Por Jorge Cánepa
«La música es la banda sonora de la vida».
Dick Clark.
Los pibes de barrio Azcuénaga crecimos escuchando a Tchaikovsky, Chopin, Strauss o Manuel de Falla. Era el sonido natural de los atardeceres en el club Libertad. Mientras las integrantes del equipo de patín artístico hacían sus piruetas, sonaban los grandes clásicos que, en discos de pasta de 78 rpm, reproducían los equipos de bocinas, con púas de metal, que duraban ese día.
Fue con el vals brillante en mi bemol del gran Frederick de fondo, cuando sentí que amaba a esa chiquita, de rulos renegridos, que fue mi novia a los ocho años.

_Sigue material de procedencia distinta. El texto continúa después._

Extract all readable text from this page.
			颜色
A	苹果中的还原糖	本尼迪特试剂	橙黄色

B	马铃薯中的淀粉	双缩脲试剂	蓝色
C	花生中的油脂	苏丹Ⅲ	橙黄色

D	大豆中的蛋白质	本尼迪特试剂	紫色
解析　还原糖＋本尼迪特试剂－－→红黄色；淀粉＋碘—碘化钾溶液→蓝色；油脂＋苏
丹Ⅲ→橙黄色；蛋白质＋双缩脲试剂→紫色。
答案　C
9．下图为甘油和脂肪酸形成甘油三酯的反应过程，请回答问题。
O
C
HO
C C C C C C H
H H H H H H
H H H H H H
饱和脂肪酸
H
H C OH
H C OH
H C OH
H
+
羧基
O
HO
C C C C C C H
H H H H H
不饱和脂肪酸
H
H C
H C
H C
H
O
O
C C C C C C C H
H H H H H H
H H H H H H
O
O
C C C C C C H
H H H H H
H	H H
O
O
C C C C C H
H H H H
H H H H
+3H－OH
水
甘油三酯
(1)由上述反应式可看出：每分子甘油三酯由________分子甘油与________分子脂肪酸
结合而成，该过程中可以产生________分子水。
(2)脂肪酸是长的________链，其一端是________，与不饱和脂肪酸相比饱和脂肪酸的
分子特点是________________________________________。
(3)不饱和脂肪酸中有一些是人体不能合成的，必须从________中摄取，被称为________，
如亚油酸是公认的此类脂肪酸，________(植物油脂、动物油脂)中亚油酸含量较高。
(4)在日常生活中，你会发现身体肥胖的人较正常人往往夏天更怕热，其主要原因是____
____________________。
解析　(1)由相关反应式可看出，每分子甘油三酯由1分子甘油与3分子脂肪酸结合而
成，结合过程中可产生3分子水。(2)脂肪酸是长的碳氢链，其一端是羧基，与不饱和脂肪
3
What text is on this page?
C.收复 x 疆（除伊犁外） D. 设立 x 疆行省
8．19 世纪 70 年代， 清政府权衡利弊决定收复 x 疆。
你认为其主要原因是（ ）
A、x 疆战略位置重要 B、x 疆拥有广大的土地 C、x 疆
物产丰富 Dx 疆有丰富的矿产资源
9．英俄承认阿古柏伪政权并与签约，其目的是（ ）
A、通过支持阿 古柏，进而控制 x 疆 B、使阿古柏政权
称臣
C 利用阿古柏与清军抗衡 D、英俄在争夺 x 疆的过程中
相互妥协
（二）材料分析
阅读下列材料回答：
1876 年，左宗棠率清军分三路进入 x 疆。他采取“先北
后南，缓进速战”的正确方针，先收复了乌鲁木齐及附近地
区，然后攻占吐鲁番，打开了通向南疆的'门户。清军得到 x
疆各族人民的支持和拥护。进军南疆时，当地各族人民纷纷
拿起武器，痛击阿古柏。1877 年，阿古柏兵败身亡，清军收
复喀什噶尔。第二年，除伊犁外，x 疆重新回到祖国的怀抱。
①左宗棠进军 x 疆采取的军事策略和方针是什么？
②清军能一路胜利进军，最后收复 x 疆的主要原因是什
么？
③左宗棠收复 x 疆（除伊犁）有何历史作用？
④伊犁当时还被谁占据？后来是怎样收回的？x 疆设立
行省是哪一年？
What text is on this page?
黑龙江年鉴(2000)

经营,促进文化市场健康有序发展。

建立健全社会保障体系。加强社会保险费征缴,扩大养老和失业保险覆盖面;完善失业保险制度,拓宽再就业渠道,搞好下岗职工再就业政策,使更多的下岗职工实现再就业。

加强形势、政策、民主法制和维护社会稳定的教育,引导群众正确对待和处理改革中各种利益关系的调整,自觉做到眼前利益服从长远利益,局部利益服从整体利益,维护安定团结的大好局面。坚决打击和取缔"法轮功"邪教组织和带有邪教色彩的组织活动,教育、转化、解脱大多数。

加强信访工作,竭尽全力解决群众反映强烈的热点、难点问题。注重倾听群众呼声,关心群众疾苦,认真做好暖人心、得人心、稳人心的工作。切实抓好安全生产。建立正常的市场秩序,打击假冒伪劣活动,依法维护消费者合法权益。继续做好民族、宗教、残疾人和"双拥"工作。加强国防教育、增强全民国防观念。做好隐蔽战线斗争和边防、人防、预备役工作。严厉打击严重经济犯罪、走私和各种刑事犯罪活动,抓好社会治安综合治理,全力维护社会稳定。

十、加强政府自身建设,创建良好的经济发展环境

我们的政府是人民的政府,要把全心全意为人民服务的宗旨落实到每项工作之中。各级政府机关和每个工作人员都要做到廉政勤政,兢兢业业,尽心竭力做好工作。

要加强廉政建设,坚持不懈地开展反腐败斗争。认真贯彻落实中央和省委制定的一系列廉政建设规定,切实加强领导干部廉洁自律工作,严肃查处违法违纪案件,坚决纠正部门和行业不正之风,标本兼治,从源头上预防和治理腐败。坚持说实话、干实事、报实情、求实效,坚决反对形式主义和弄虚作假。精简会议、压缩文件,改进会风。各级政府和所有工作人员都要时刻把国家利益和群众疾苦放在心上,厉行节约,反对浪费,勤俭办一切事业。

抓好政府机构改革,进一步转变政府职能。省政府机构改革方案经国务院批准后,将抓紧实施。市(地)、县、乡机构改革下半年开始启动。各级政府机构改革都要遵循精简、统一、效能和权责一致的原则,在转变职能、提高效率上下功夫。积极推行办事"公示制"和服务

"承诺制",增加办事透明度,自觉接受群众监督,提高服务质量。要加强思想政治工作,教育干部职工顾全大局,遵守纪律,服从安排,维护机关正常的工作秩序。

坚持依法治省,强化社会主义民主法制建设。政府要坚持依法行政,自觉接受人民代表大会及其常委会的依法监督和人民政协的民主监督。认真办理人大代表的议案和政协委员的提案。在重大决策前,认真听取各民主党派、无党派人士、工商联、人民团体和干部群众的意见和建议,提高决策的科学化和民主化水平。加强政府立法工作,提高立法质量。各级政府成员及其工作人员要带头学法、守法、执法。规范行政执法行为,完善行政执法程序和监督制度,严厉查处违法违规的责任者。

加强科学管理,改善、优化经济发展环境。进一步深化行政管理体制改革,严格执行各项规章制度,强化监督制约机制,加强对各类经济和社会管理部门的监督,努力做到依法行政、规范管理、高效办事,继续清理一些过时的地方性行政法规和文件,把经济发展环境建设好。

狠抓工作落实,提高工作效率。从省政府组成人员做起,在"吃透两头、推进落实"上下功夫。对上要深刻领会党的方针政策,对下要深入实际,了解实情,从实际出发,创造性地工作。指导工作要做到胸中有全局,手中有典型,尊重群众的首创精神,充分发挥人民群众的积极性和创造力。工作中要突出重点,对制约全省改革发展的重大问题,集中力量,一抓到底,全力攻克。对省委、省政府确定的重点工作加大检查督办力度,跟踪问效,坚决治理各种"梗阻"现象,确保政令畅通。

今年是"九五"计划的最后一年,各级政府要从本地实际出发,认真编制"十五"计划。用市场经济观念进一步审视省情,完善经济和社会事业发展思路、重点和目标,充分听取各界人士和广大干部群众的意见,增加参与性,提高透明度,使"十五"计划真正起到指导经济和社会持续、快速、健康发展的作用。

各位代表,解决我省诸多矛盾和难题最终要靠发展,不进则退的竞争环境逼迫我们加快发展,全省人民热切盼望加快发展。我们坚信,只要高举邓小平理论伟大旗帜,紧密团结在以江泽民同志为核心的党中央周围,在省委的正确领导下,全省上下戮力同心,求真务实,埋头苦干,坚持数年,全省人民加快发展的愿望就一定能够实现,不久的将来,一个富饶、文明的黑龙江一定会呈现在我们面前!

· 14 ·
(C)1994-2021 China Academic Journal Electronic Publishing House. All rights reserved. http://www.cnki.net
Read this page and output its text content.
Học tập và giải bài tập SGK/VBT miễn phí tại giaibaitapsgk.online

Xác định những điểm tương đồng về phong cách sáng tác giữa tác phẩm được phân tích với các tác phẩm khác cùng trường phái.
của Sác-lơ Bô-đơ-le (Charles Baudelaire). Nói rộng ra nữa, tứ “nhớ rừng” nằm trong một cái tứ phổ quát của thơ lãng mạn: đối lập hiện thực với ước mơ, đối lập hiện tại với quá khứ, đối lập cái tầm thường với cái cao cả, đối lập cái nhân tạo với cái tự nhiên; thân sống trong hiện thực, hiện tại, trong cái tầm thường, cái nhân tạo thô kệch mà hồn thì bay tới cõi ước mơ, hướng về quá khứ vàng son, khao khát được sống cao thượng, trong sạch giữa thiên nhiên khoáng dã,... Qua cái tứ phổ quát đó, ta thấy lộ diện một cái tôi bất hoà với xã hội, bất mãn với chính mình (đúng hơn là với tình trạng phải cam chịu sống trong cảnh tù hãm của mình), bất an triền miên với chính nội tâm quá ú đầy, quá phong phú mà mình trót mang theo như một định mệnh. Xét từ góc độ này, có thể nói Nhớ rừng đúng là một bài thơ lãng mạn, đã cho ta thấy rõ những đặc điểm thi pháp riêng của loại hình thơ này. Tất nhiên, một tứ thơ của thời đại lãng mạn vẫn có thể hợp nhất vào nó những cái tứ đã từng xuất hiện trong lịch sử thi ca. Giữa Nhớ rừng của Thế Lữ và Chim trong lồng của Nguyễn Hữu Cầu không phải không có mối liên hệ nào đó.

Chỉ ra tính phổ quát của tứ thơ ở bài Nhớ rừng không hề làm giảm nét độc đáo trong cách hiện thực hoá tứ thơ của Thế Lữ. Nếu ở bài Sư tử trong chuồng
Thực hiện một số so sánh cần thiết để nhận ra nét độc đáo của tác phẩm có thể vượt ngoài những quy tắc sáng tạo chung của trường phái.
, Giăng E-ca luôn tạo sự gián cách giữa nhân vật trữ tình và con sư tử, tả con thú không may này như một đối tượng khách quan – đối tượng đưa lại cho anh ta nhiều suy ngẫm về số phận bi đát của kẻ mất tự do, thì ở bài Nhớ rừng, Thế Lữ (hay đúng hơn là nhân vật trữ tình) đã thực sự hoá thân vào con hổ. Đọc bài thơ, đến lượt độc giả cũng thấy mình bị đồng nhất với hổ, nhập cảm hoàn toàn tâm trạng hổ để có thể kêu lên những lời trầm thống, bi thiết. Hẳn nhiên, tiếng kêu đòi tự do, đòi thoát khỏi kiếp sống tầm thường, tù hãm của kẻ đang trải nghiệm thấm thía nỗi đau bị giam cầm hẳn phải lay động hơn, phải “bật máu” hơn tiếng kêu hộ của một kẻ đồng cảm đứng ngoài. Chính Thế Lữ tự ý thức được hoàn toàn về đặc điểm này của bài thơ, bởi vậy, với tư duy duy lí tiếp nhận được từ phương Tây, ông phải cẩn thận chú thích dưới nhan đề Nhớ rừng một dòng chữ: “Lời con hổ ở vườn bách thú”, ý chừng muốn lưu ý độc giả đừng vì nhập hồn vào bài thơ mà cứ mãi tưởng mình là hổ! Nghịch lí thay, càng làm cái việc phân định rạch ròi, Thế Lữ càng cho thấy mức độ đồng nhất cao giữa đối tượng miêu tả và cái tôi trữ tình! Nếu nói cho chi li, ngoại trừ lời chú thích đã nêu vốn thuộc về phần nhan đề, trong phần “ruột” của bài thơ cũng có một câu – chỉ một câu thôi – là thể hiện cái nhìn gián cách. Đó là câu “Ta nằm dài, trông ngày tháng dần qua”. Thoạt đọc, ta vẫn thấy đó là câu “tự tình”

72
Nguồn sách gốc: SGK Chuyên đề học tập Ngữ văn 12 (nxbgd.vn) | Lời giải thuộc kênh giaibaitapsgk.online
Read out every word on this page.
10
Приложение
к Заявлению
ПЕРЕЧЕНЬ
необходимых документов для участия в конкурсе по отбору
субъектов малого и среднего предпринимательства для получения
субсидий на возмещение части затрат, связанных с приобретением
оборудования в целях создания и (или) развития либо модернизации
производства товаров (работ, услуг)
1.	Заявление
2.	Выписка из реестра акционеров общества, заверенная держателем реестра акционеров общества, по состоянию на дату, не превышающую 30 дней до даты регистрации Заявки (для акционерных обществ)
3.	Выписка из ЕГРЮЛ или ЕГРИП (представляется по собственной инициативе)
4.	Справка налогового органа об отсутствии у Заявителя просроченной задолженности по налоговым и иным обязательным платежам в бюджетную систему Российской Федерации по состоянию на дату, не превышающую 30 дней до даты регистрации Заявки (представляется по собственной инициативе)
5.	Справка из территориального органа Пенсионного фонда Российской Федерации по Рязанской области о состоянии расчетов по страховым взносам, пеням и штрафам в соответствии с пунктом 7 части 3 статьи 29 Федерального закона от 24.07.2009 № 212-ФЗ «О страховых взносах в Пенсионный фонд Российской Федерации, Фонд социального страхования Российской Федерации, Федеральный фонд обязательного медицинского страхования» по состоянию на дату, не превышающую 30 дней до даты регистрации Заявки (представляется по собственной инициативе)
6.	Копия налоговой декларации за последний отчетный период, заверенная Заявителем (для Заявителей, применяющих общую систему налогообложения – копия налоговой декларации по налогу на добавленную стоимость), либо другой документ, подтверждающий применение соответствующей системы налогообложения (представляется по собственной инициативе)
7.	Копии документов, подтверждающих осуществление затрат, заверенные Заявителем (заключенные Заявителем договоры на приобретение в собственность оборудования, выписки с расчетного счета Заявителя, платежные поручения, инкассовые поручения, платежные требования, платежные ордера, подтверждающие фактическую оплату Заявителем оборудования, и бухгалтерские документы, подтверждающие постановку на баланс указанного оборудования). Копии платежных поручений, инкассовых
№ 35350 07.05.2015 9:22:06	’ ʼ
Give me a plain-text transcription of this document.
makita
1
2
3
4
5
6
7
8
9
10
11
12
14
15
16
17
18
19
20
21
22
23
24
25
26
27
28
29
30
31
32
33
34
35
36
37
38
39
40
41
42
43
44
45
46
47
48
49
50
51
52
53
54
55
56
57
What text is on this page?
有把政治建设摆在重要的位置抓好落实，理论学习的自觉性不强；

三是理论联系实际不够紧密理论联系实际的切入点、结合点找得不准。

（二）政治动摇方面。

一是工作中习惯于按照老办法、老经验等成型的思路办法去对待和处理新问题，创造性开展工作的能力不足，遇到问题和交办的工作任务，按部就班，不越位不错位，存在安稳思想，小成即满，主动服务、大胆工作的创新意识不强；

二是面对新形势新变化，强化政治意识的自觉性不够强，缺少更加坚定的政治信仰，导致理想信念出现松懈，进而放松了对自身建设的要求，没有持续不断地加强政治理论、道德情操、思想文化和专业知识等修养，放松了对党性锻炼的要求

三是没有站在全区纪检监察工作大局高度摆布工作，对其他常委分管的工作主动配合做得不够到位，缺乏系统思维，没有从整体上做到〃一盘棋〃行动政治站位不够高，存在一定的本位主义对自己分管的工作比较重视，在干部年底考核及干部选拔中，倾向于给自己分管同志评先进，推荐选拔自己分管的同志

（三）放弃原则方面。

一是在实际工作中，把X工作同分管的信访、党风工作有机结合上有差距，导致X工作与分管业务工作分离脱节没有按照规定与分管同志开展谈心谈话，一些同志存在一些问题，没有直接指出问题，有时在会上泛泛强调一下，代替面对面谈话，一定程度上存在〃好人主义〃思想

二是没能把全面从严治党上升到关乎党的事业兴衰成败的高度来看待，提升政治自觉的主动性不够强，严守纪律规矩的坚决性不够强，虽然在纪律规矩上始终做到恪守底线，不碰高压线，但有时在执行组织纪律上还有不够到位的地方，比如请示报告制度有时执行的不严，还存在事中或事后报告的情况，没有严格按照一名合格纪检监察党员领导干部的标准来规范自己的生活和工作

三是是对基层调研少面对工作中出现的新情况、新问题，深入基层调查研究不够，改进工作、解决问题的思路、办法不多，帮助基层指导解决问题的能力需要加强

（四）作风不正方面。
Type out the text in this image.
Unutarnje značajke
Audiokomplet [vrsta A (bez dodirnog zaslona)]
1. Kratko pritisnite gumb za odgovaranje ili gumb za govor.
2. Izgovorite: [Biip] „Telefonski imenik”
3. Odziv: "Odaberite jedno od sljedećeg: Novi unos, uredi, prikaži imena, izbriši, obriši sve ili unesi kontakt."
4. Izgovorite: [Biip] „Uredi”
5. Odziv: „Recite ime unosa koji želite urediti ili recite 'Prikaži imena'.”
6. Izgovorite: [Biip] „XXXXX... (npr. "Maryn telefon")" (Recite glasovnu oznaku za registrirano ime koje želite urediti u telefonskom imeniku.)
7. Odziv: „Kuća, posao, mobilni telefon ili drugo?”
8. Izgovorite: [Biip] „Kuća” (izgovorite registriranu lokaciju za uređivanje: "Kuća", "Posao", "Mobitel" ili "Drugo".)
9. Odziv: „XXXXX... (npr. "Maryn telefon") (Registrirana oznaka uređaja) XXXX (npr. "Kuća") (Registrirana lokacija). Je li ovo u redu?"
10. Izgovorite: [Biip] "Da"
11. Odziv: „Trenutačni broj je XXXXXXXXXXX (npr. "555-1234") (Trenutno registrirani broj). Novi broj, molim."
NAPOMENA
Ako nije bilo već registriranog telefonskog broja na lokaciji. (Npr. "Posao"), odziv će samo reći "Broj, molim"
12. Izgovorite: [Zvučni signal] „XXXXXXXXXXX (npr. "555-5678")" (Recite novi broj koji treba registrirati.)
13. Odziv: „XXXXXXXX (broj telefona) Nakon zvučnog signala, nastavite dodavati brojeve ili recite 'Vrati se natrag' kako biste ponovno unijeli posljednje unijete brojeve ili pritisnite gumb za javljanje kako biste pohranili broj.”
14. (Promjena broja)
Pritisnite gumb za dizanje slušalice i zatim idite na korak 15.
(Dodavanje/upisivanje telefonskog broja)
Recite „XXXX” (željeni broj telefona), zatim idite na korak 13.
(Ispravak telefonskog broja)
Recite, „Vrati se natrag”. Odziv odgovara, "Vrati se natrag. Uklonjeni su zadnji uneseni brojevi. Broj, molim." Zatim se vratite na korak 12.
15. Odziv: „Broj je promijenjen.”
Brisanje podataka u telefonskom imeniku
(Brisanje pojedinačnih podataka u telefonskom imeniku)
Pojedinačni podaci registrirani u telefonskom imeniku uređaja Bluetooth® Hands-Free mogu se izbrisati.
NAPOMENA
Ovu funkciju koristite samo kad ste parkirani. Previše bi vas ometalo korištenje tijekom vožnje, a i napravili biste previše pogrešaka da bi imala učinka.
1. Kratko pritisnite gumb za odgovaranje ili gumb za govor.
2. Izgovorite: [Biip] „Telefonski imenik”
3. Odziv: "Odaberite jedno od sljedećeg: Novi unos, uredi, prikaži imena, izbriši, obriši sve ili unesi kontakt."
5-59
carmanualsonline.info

La música nos llegó sin que nos diéramos cuenta y se nos metió en la sangre.
En los bailes de los sábados de típica y jazz, adonde me recuerdo hoy, con pantalón corto, peinado con jopo a la gomina, quietito, parado al lado de los pianistas, con el asombro en la mirada y con las melodías que me invadían el alma para siempre.
Las melodías que sonaban en las radios con orquestas en vivo, con guitarristas de la emisora, con cantores y cancionistas, con las peñas de los lunes en el club, en donde se aprendía a bailar folclore con los Hermanos Abalos.
Las de las bandas sonoras de las viejas películas del cine Mendoza, las que se cantaban en la iglesia Pompeya durante los casamientos, las que tocaban los tanos con sus verduleras, la de los pasodobles, las de los gorjeos de Lolita Torres, las del Glostora Tango Club, las de Aurora y el himno a Sarmiento, cantados con el sentimiento que contagiaba la señora rubia desde el piano desafinado.
Era la música a toda hora. Y fue lo mejor. Porque Nietzsche no se equivocó cuando dijo: «Sin música, la vida sería un error».
Porque apunta a lo más profundo del ser, puede cambiar el mundo, derribar fronteras, desmentir soledades, negar el dolor y colorear un sueño.
Nuestra generación creció cantando y silbando. Y así será para siempre. Aún en el silencio profundo, en nuestro interior siempre sonará una melodía que nos dibujará el rostro de un ser querido, un nacimiento, una despedida, un beso robado o algún perfume de flores silvestres, recién cortadas.
Feliz día de la Música para todos, especialmente a los que tienen la dicha de poder tocarla y los que tienen el alma sensible, para disfrutarla.